Bogotá, November 30, 2023 (PAHO) – Regarding the approval process of vaccines against COVID-19, the Pan American Health Organization (PAHO) indicates that the vaccines used in Colombia are included in the WHO emergency use list (EUL). These vaccines have phase 1-3 results (immunogenicity, safety, efficacy against hospitalization and death) at the time WHO granted prequalification and the SAGE (WHO Scientific Advisory Group of Experts for Vaccines and Immunizations) committee made the recommendation.
The Emergency Use Listing (EUL) procedure evaluates the suitability of new medical devices during public health emergencies. The goal is to make medicines, vaccines and diagnostic tests available as quickly as possible to address the emergency, while respecting strict safety, efficacy and quality criteria. The evaluation weighs the threat posed by the emergency, as well as the benefit that using the product would entail against the possible risks.
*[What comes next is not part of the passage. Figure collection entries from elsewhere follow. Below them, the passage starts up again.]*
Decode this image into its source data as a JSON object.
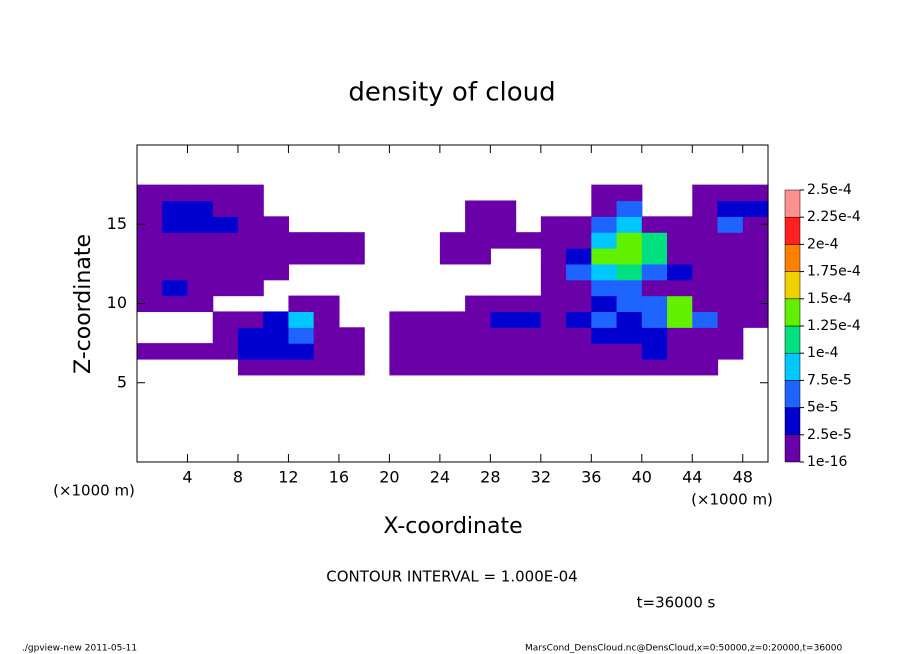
{
  "chart_data": {
    "type": "contour",
    "title": "density of cloud",
    "x_label": "X-coordinate",
    "y_label": "Z-coordinate",
    "x_units": "(×1000 m)",
    "y_units": "(×1000 m)",
    "contour_interval": "CONTOUR INTERVAL = 1.000E-04",
    "time_label": "t=36000 s",
    "footer_left": "./gpview-new  2011-05-11",
    "footer_right": "MarsCond_DensCloud.nc@DensCloud,x=0:50000,z=0:20000,t=36000",
    "xlim": [
      0,
      50
    ],
    "ylim": [
      0,
      20
    ],
    "xticks": [
      4,
      8,
      12,
      16,
      20,
      24,
      28,
      32,
      36,
      40,
      44,
      48
    ],
    "yticks": [
      5,
      10,
      15
    ],
    "x": [
      1,
      3,
      5,
      7,
      9,
      11,
      13,
      15,
      17,
      19,
      21,
      23,
      25,
      27,
      29,
      31,
      33,
      35,
      37,
      39,
      41,
      43,
      45,
      47,
      49
    ],
    "z": [
      6,
      7,
      8,
      9,
      10,
      11,
      12,
      13,
      14,
      15,
      16,
      17
    ],
    "values": [
      [
        null,
        null,
        null,
        null,
        1e-05,
        1e-05,
        1e-05,
        1e-05,
        1e-05,
        null,
        1e-05,
        1e-05,
        1e-05,
        1e-05,
        1e-05,
        1e-05,
        1e-05,
        1e-05,
        1e-05,
        1e-05,
        1e-05,
        1e-05,
        1e-05,
        null,
        null
      ],
      [
        1e-05,
        1e-05,
        1e-05,
        1e-05,
        3.5e-05,
        3.5e-05,
        3.5e-05,
        1e-05,
        1e-05,
        null,
        1e-05,
        1e-05,
        1e-05,
        1e-05,
        1e-05,
        1e-05,
        1e-05,
        1e-05,
        1e-05,
        1e-05,
        3.5e-05,
        1e-05,
        1e-05,
        1e-05,
        null
      ],
      [
        null,
        null,
        null,
        1e-05,
        3.5e-05,
        3.5e-05,
        6e-05,
        1e-05,
        1e-05,
        null,
        1e-05,
        1e-05,
        1e-05,
        1e-05,
        1e-05,
        1e-05,
        1e-05,
        1e-05,
        3.5e-05,
        3.5e-05,
        3.5e-05,
        1e-05,
        1e-05,
        1e-05,
        null
      ],
      [
        null,
        null,
        null,
        1e-05,
        1e-05,
        3.5e-05,
        8.5e-05,
        1e-05,
        null,
        null,
        1e-05,
        1e-05,
        1e-05,
        1e-05,
        3.5e-05,
        3.5e-05,
        1e-05,
        3.5e-05,
        6e-05,
        3.5e-05,
        6e-05,
        0.00014,
        6e-05,
        1e-05,
        1e-05
      ],
      [
        1e-05,
        1e-05,
        1e-05,
        null,
        null,
        null,
        1e-05,
        1e-05,
        null,
        null,
        null,
        null,
        null,
        1e-05,
        1e-05,
        1e-05,
        1e-05,
        1e-05,
        3.5e-05,
        6e-05,
        6e-05,
        0.00014,
        1e-05,
        1e-05,
        1e-05
      ],
      [
        1e-05,
        3.5e-05,
        1e-05,
        1e-05,
        1e-05,
        null,
        null,
        null,
        null,
        null,
        null,
        null,
        null,
        null,
        null,
        null,
        1e-05,
        1e-05,
        6e-05,
        6e-05,
        1e-05,
        1e-05,
        1e-05,
        1e-05,
        1e-05
      ],
      [
        1e-05,
        1e-05,
        1e-05,
        1e-05,
        1e-05,
        1e-05,
        null,
        null,
        null,
        null,
        null,
        null,
        null,
        null,
        null,
        null,
        1e-05,
        6e-05,
        8.5e-05,
        0.00011,
        6e-05,
        3.5e-05,
        1e-05,
        1e-05,
        1e-05
      ],
      [
        1e-05,
        1e-05,
        1e-05,
        1e-05,
        1e-05,
        1e-05,
        1e-05,
        1e-05,
        1e-05,
        null,
        null,
        null,
        1e-05,
        1e-05,
        null,
        null,
        1e-05,
        3.5e-05,
        0.00014,
        0.00014,
        0.00011,
        1e-05,
        1e-05,
        1e-05,
        1e-05
      ],
      [
        1e-05,
        1e-05,
        1e-05,
        1e-05,
        1e-05,
        1e-05,
        1e-05,
        1e-05,
        1e-05,
        null,
        null,
        null,
        1e-05,
        1e-05,
        1e-05,
        1e-05,
        1e-05,
        1e-05,
        8.5e-05,
        0.00014,
        0.00011,
        1e-05,
        1e-05,
        1e-05,
        1e-05
      ],
      [
        1e-05,
        3.5e-05,
        3.5e-05,
        3.5e-05,
        1e-05,
        1e-05,
        null,
        null,
        null,
        null,
        null,
        null,
        null,
        1e-05,
        1e-05,
        null,
        1e-05,
        1e-05,
        6e-05,
        8.5e-05,
        1e-05,
        1e-05,
        1e-05,
        6e-05,
        1e-05
      ],
      [
        1e-05,
        3.5e-05,
        3.5e-05,
        1e-05,
        1e-05,
        null,
        null,
        null,
        null,
        null,
        null,
        null,
        null,
        1e-05,
        1e-05,
        null,
        null,
        null,
        1e-05,
        6e-05,
        null,
        null,
        1e-05,
        3.5e-05,
        3.5e-05
      ],
      [
        1e-05,
        1e-05,
        1e-05,
        1e-05,
        1e-05,
        null,
        null,
        null,
        null,
        null,
        null,
        null,
        null,
        null,
        null,
        null,
        null,
        null,
        1e-05,
        1e-05,
        null,
        null,
        1e-05,
        1e-05,
        1e-05
      ]
    ],
    "colorbar": {
      "levels": [
        {
          "value": 1e-16,
          "label": "1e-16"
        },
        {
          "value": 2.5e-05,
          "label": "2.5e-5"
        },
        {
          "value": 5e-05,
          "label": "5e-5"
        },
        {
          "value": 7.5e-05,
          "label": "7.5e-5"
        },
        {
          "value": 0.0001,
          "label": "1e-4"
        },
        {
          "value": 0.000125,
          "label": "1.25e-4"
        },
        {
          "value": 0.00015,
          "label": "1.5e-4"
        },
        {
          "value": 0.000175,
          "label": "1.75e-4"
        },
        {
          "value": 0.0002,
          "label": "2e-4"
        },
        {
          "value": 0.000225,
          "label": "2.25e-4"
        },
        {
          "value": 0.00025,
          "label": "2.5e-4"
        }
      ],
      "colors": [
        "#6a00a8",
        "#0000d0",
        "#1e64ff",
        "#00c8ff",
        "#00e080",
        "#60f000",
        "#f0d000",
        "#ff8000",
        "#ff2020",
        "#ff9090"
      ]
    }
  }
}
The EUL procedure involves a rigorous evaluation of data from late-stage Phase II and Phase III clinical trials, as well as important additional data on safety, efficacy, quality, and a risk management plan. These data are reviewed by independent experts and WHO teams who consider the current body of evidence on the vaccine in question, plans to monitor its use, and plans to conduct additional studies. As part of the EUL procedure, the company producing the vaccine must commit to continuing to generate data on its quality, safety and effectiveness. WHO/PAHO regularly reviews the evidence and SAGE makes new recommendations or adjusts existing ones.
Vaccination, in conjunction with other infection control measures, reduced the impact on deaths and hospitalizations from COVID-19 in the world and remains a key tool to avoid severe disease, especially in high-risk priority groups. Today the different technical advisory groups on vaccination of the WHO and PAHO, and regulatory agencies recommend the reinforcement of vaccines against COVID-19, especially for health workers, pregnant women, people with comorbidities, immunosuppressed people and adults over 60. years.